As the health care debate unfolds, and the teabaggers protest/disrupt/make asses of themselves at town hall meetings across America, I’m reminded of one of the most important questions the Founding Fathers had to deal with when they were drafting the Constitution.
What is the purpose of government?
It isn’t often that a nation gets the opportunity to start from scratch like we did (unless you’re France). We got to ask ourselves in 1788 the most fundamental question a society can ask: What is it that we want our government to do for us?

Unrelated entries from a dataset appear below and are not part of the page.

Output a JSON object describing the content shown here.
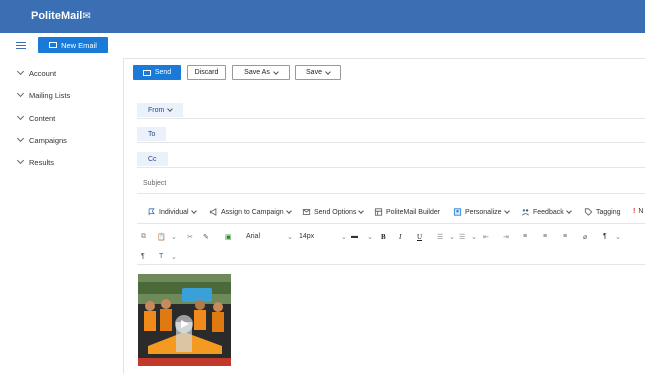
{
  "app": {
    "logo_text": "PoliteMail",
    "logo_mark": "✉"
  },
  "toolbar": {
    "new_email_label": "New Email"
  },
  "sidebar": {
    "items": [
      {
        "label": "Account"
      },
      {
        "label": "Mailing Lists"
      },
      {
        "label": "Content"
      },
      {
        "label": "Campaigns"
      },
      {
        "label": "Results"
      }
    ]
  },
  "compose": {
    "actions": {
      "send": "Send",
      "discard": "Discard",
      "save_as": "Save As",
      "save": "Save"
    },
    "fields": {
      "from": "From",
      "to": "To",
      "cc": "Cc",
      "subject_placeholder": "Subject"
    },
    "ribbon": {
      "individual": "Individual",
      "assign": "Assign to Campaign",
      "send_options": "Send Options",
      "builder": "PoliteMail Builder",
      "personalize": "Personalize",
      "feedback": "Feedback",
      "tagging": "Tagging",
      "priority_mark": "!",
      "priority_cut": "N"
    },
    "format": {
      "font": "Arial",
      "size": "14px",
      "bold": "B",
      "italic": "I",
      "underline": "U",
      "para": "¶"
    }
  },
  "colors": {
    "header": "#3a6fb3",
    "primary": "#1a7ad8",
    "field_label_bg": "#eaf1fb"
  }
}
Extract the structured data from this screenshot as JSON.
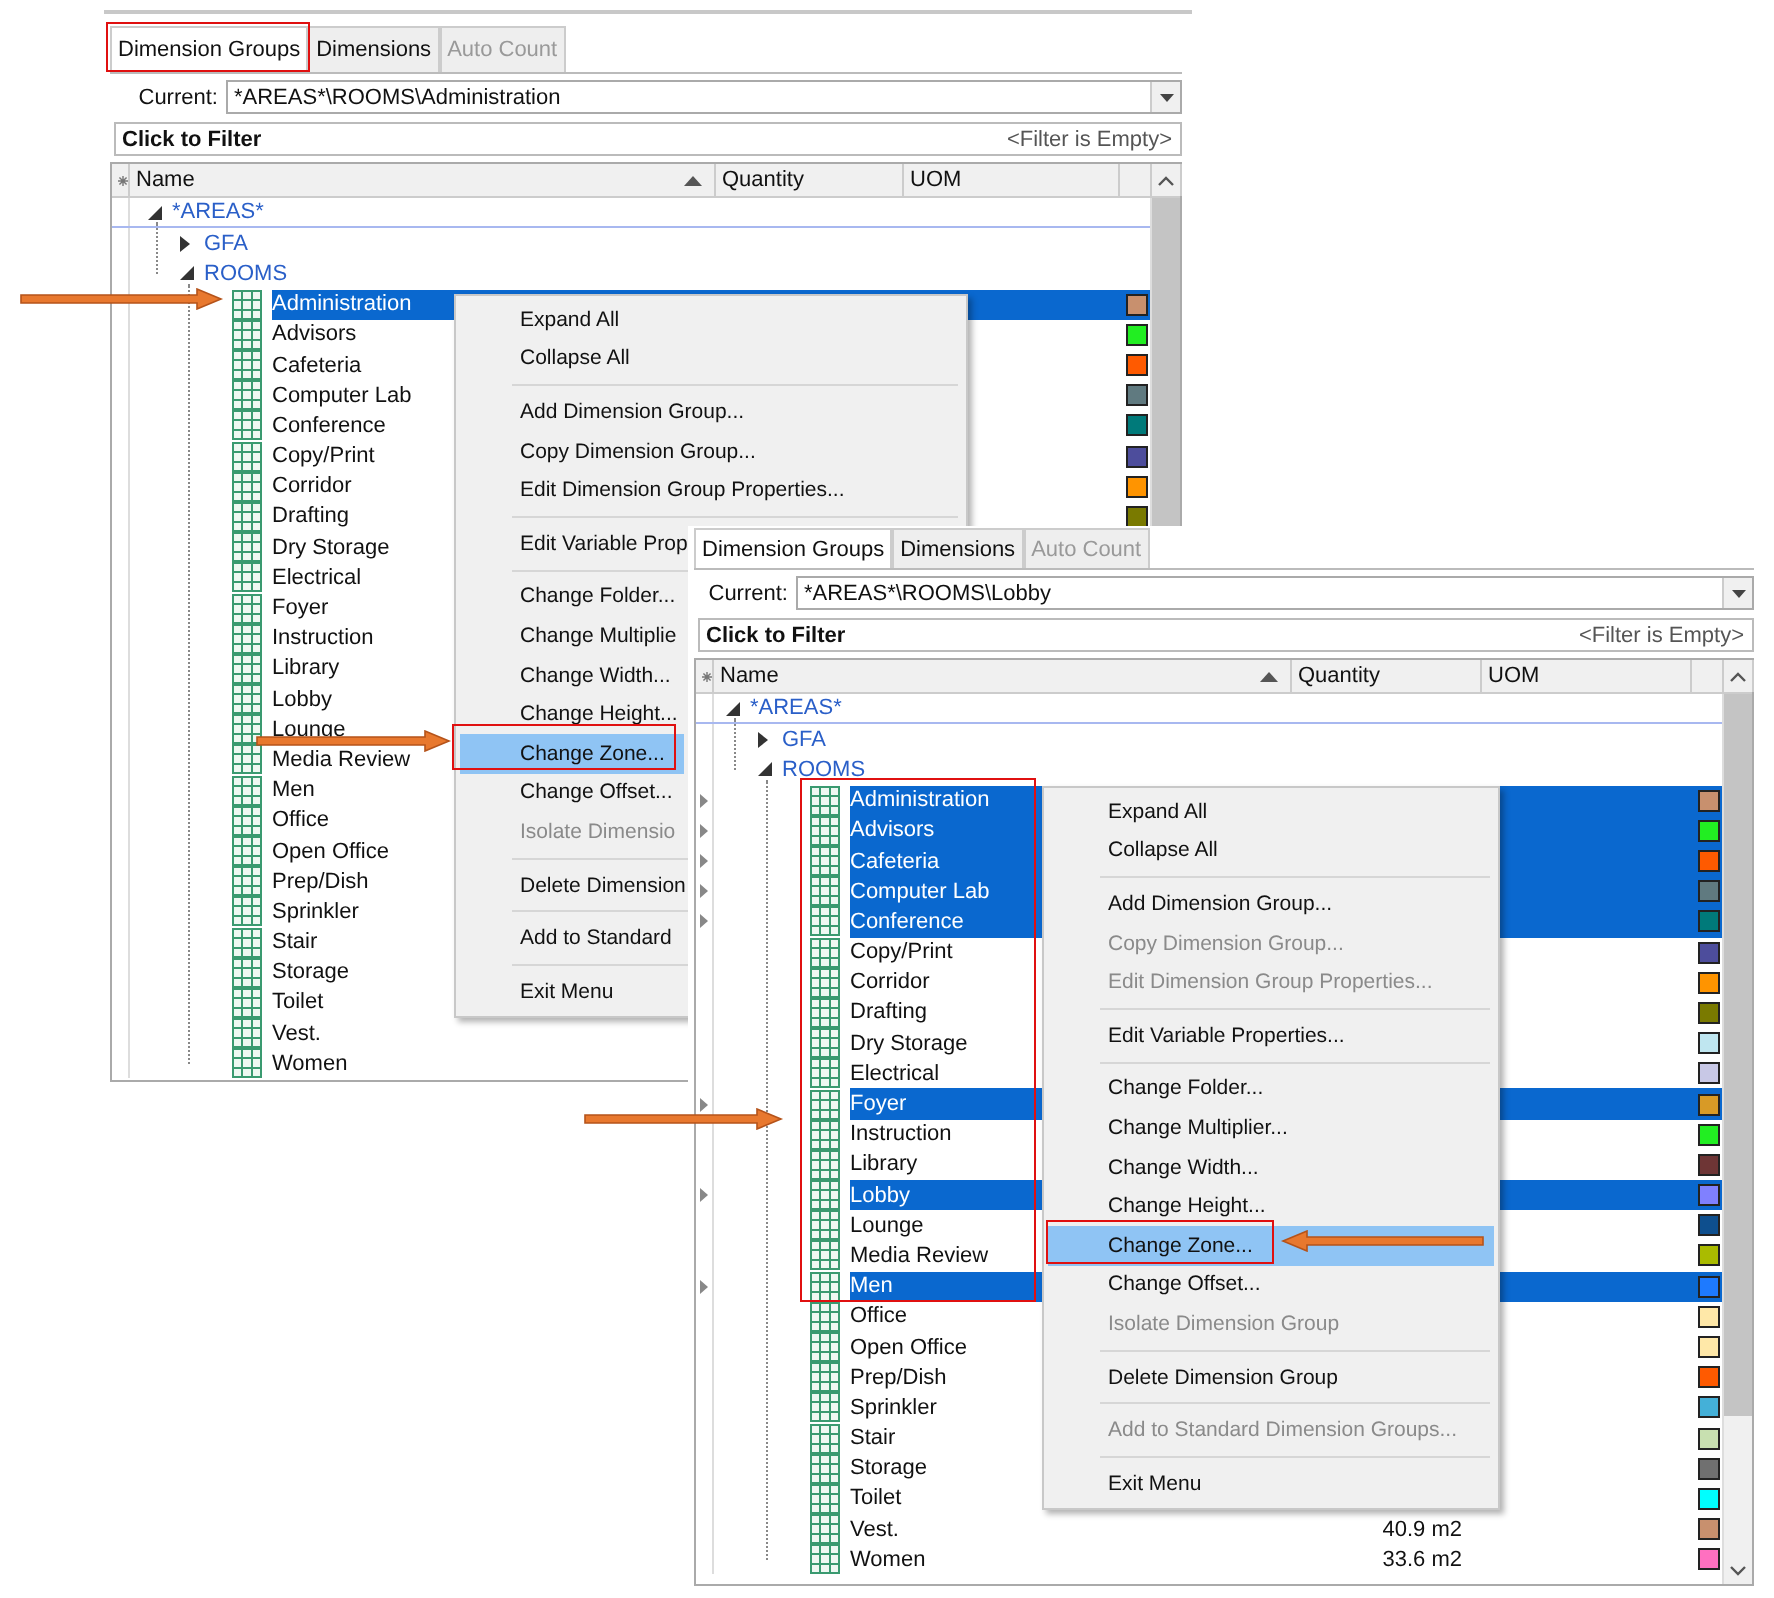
{
  "windows": [
    {
      "tabs": [
        {
          "label": "Dimension Groups",
          "selected": true,
          "disabled": false
        },
        {
          "label": "Dimensions",
          "selected": false,
          "disabled": false
        },
        {
          "label": "Auto Count",
          "selected": false,
          "disabled": true
        }
      ],
      "current_label": "Current:",
      "current_value": "*AREAS*\\ROOMS\\Administration",
      "filter_title": "Click to Filter",
      "filter_status": "<Filter is Empty>",
      "columns": [
        "Name",
        "Quantity",
        "UOM"
      ],
      "tree": [
        {
          "name": "*AREAS*",
          "expanded": true,
          "children": [
            {
              "name": "GFA",
              "expanded": false
            },
            {
              "name": "ROOMS",
              "expanded": true,
              "children": [
                {
                  "name": "Administration",
                  "selected": true,
                  "color": "#c8906e"
                },
                {
                  "name": "Advisors",
                  "selected": false,
                  "color": "#22ee22"
                },
                {
                  "name": "Cafeteria",
                  "selected": false,
                  "color": "#ff5a00"
                },
                {
                  "name": "Computer Lab",
                  "selected": false,
                  "color": "#607a80"
                },
                {
                  "name": "Conference",
                  "selected": false,
                  "color": "#007a7a"
                },
                {
                  "name": "Copy/Print",
                  "selected": false,
                  "color": "#4d4d9c"
                },
                {
                  "name": "Corridor",
                  "selected": false,
                  "color": "#ff9400"
                },
                {
                  "name": "Drafting",
                  "selected": false,
                  "color": "#7a7a00"
                },
                {
                  "name": "Dry Storage",
                  "selected": false
                },
                {
                  "name": "Electrical",
                  "selected": false
                },
                {
                  "name": "Foyer",
                  "selected": false
                },
                {
                  "name": "Instruction",
                  "selected": false
                },
                {
                  "name": "Library",
                  "selected": false
                },
                {
                  "name": "Lobby",
                  "selected": false
                },
                {
                  "name": "Lounge",
                  "selected": false
                },
                {
                  "name": "Media Review",
                  "selected": false
                },
                {
                  "name": "Men",
                  "selected": false
                },
                {
                  "name": "Office",
                  "selected": false
                },
                {
                  "name": "Open Office",
                  "selected": false
                },
                {
                  "name": "Prep/Dish",
                  "selected": false
                },
                {
                  "name": "Sprinkler",
                  "selected": false
                },
                {
                  "name": "Stair",
                  "selected": false
                },
                {
                  "name": "Storage",
                  "selected": false
                },
                {
                  "name": "Toilet",
                  "selected": false
                },
                {
                  "name": "Vest.",
                  "selected": false
                },
                {
                  "name": "Women",
                  "selected": false
                }
              ]
            }
          ]
        }
      ],
      "menu": [
        {
          "kind": "item",
          "label": "Expand All",
          "disabled": false,
          "highlighted": false
        },
        {
          "kind": "item",
          "label": "Collapse All",
          "disabled": false,
          "highlighted": false
        },
        {
          "kind": "separator"
        },
        {
          "kind": "item",
          "label": "Add Dimension Group...",
          "disabled": false,
          "highlighted": false
        },
        {
          "kind": "item",
          "label": "Copy Dimension Group...",
          "disabled": false,
          "highlighted": false
        },
        {
          "kind": "item",
          "label": "Edit Dimension Group Properties...",
          "disabled": false,
          "highlighted": false
        },
        {
          "kind": "separator"
        },
        {
          "kind": "item",
          "label": "Edit Variable Prop",
          "disabled": false,
          "highlighted": false
        },
        {
          "kind": "separator"
        },
        {
          "kind": "item",
          "label": "Change Folder...",
          "disabled": false,
          "highlighted": false
        },
        {
          "kind": "item",
          "label": "Change Multiplie",
          "disabled": false,
          "highlighted": false
        },
        {
          "kind": "item",
          "label": "Change Width...",
          "disabled": false,
          "highlighted": false
        },
        {
          "kind": "item",
          "label": "Change Height...",
          "disabled": false,
          "highlighted": false
        },
        {
          "kind": "item",
          "label": "Change Zone...",
          "disabled": false,
          "highlighted": true
        },
        {
          "kind": "item",
          "label": "Change Offset...",
          "disabled": false,
          "highlighted": false
        },
        {
          "kind": "item",
          "label": "Isolate Dimensio",
          "disabled": true,
          "highlighted": false
        },
        {
          "kind": "separator"
        },
        {
          "kind": "item",
          "label": "Delete Dimension",
          "disabled": false,
          "highlighted": false
        },
        {
          "kind": "separator"
        },
        {
          "kind": "item",
          "label": "Add to Standard",
          "disabled": false,
          "highlighted": false
        },
        {
          "kind": "separator"
        },
        {
          "kind": "item",
          "label": "Exit Menu",
          "disabled": false,
          "highlighted": false
        }
      ]
    },
    {
      "tabs": [
        {
          "label": "Dimension Groups",
          "selected": true,
          "disabled": false
        },
        {
          "label": "Dimensions",
          "selected": false,
          "disabled": false
        },
        {
          "label": "Auto Count",
          "selected": false,
          "disabled": true
        }
      ],
      "current_label": "Current:",
      "current_value": "*AREAS*\\ROOMS\\Lobby",
      "filter_title": "Click to Filter",
      "filter_status": "<Filter is Empty>",
      "columns": [
        "Name",
        "Quantity",
        "UOM"
      ],
      "tree": [
        {
          "name": "*AREAS*",
          "expanded": true,
          "children": [
            {
              "name": "GFA",
              "expanded": false
            },
            {
              "name": "ROOMS",
              "expanded": true,
              "children": [
                {
                  "name": "Administration",
                  "selected": true,
                  "color": "#c8906e"
                },
                {
                  "name": "Advisors",
                  "selected": true,
                  "color": "#22ee22"
                },
                {
                  "name": "Cafeteria",
                  "selected": true,
                  "color": "#ff5a00"
                },
                {
                  "name": "Computer Lab",
                  "selected": true,
                  "color": "#607a80"
                },
                {
                  "name": "Conference",
                  "selected": true,
                  "color": "#007a7a"
                },
                {
                  "name": "Copy/Print",
                  "selected": false,
                  "color": "#4d4d9c"
                },
                {
                  "name": "Corridor",
                  "selected": false,
                  "color": "#ff9400"
                },
                {
                  "name": "Drafting",
                  "selected": false,
                  "color": "#7a7a00"
                },
                {
                  "name": "Dry Storage",
                  "selected": false,
                  "color": "#bfe6f0"
                },
                {
                  "name": "Electrical",
                  "selected": false,
                  "color": "#c8c8e6"
                },
                {
                  "name": "Foyer",
                  "selected": true,
                  "color": "#d89a26"
                },
                {
                  "name": "Instruction",
                  "selected": false,
                  "color": "#22ee22"
                },
                {
                  "name": "Library",
                  "selected": false,
                  "color": "#6e3535"
                },
                {
                  "name": "Lobby",
                  "selected": true,
                  "color": "#8080ff"
                },
                {
                  "name": "Lounge",
                  "selected": false,
                  "color": "#0e4f8e"
                },
                {
                  "name": "Media Review",
                  "selected": false,
                  "color": "#aabb00"
                },
                {
                  "name": "Men",
                  "selected": true,
                  "color": "#1e7aff"
                },
                {
                  "name": "Office",
                  "selected": false,
                  "color": "#ffe8a8"
                },
                {
                  "name": "Open Office",
                  "selected": false,
                  "color": "#ffe8a8"
                },
                {
                  "name": "Prep/Dish",
                  "selected": false,
                  "color": "#ff5a00"
                },
                {
                  "name": "Sprinkler",
                  "selected": false,
                  "color": "#44b0d8"
                },
                {
                  "name": "Stair",
                  "selected": false,
                  "color": "#c8e0b0"
                },
                {
                  "name": "Storage",
                  "selected": false,
                  "color": "#707070"
                },
                {
                  "name": "Toilet",
                  "selected": false,
                  "color": "#00ffff"
                },
                {
                  "name": "Vest.",
                  "selected": false,
                  "color": "#c8906e",
                  "quantity": "40.9 m2"
                },
                {
                  "name": "Women",
                  "selected": false,
                  "color": "#ff70c0",
                  "quantity": "33.6 m2"
                }
              ]
            }
          ]
        }
      ],
      "menu": [
        {
          "kind": "item",
          "label": "Expand All",
          "disabled": false,
          "highlighted": false
        },
        {
          "kind": "item",
          "label": "Collapse All",
          "disabled": false,
          "highlighted": false
        },
        {
          "kind": "separator"
        },
        {
          "kind": "item",
          "label": "Add Dimension Group...",
          "disabled": false,
          "highlighted": false
        },
        {
          "kind": "item",
          "label": "Copy Dimension Group...",
          "disabled": true,
          "highlighted": false
        },
        {
          "kind": "item",
          "label": "Edit Dimension Group Properties...",
          "disabled": true,
          "highlighted": false
        },
        {
          "kind": "separator"
        },
        {
          "kind": "item",
          "label": "Edit Variable Properties...",
          "disabled": false,
          "highlighted": false
        },
        {
          "kind": "separator"
        },
        {
          "kind": "item",
          "label": "Change Folder...",
          "disabled": false,
          "highlighted": false
        },
        {
          "kind": "item",
          "label": "Change Multiplier...",
          "disabled": false,
          "highlighted": false
        },
        {
          "kind": "item",
          "label": "Change Width...",
          "disabled": false,
          "highlighted": false
        },
        {
          "kind": "item",
          "label": "Change Height...",
          "disabled": false,
          "highlighted": false
        },
        {
          "kind": "item",
          "label": "Change Zone...",
          "disabled": false,
          "highlighted": true
        },
        {
          "kind": "item",
          "label": "Change Offset...",
          "disabled": false,
          "highlighted": false
        },
        {
          "kind": "item",
          "label": "Isolate Dimension Group",
          "disabled": true,
          "highlighted": false
        },
        {
          "kind": "separator"
        },
        {
          "kind": "item",
          "label": "Delete Dimension Group",
          "disabled": false,
          "highlighted": false
        },
        {
          "kind": "separator"
        },
        {
          "kind": "item",
          "label": "Add to Standard Dimension Groups...",
          "disabled": true,
          "highlighted": false
        },
        {
          "kind": "separator"
        },
        {
          "kind": "item",
          "label": "Exit Menu",
          "disabled": false,
          "highlighted": false
        }
      ]
    }
  ]
}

The FFs had plenty of information to work with: the Greek and Roman philosophical tradition, the various examples of history, and, most recently, the English Revolution and the responses to that revolution from the Enlightenment philosophers. The FFs were, however, dealing with a rather unique set of circumstances. They had, after all, just gotten out from under the thumb of what they perceived to be an oppressive government. That definitely colored their perception of what a “good government” would look like.
All things considered, I think they did pretty well. But I do think it’s fair to ask the question again now and then. In a modern world, with modern issues, has the answer to that question changed at all? Is what we want out of our government different from what the FFs wanted? And more specifically, what does “limited government” really mean any more? Have we strayed too far from the ideals of our founders, or have we not strayed enough?
As always, I have my own thoughts on these questions, but I’d like to hear what you all have to say.